I followed up this contradiction and the failure to publish the data with a Point of Order to the Speaker on 24th June, in a Westminster Hall debate on 30th June 2015, in a letter to the Prime Minister on 14th July, in a second Point of Order on 15th July, in an urgent Written Question to the Prime Minister on 16th July and in an Urgent Question in Parliament on 21st July.

Through these efforts and those of the 249,000 people who have signed the petition calling for these data to be published the Government has finally capitulated.

Unfortunately, it’s pretty obvious that they deliberately chose to publish these figures on the same day as announcements about new Peers and the latest migration statistics in a devious attempt to bury their own bad news. Iain Duncan Smith has deliberately tried to stop publication of this information, even telling me in the House of Commons that this data didn’t exist, which is why I’ve written to the Prime Minister asking him to investigate if this constitutes a breach of the Ministerial Code of Conduct.  If so, he should be sacked.

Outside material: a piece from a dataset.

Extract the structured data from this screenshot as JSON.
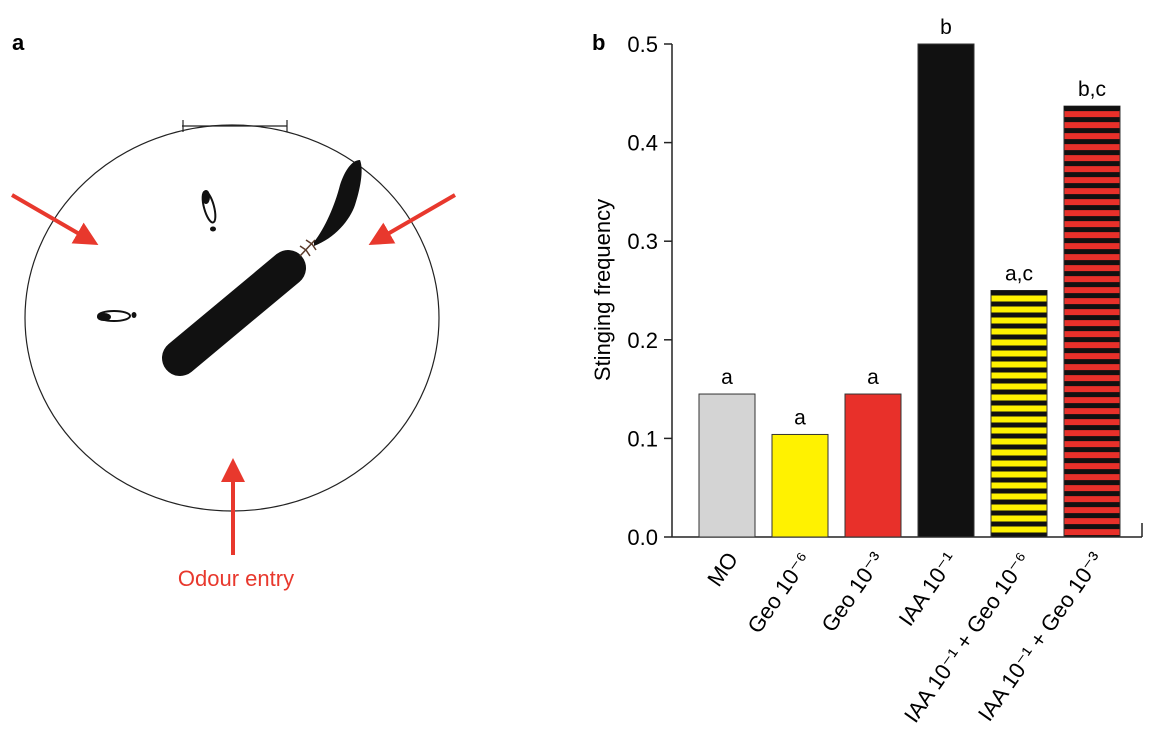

In my view, in the light of the recent debacle in the DWP with falsifying testimonies on leaflets, to support the Government’s unfair and inappropriate sanctions regime, I believe the Secretary of State should resign. This is yet another example of not only his incompetence, but what can only be described as very shady and unscrupulous behaviour not befitting a Member of Parliament, let alone a Secretary of State leading a Government Department.

It is clear from the DWP figures published yesterday that the Work Capability Assessment (WCA) simply is not fit for purpose and needs a complete overhaul.  There should be an independent review of the WCA and a moratorium on further social security payment cuts to people on sickness and  disability benefits, including the Chancellor’s July announcement that he would be scrapping the ‘Work Related Activity Group’ support.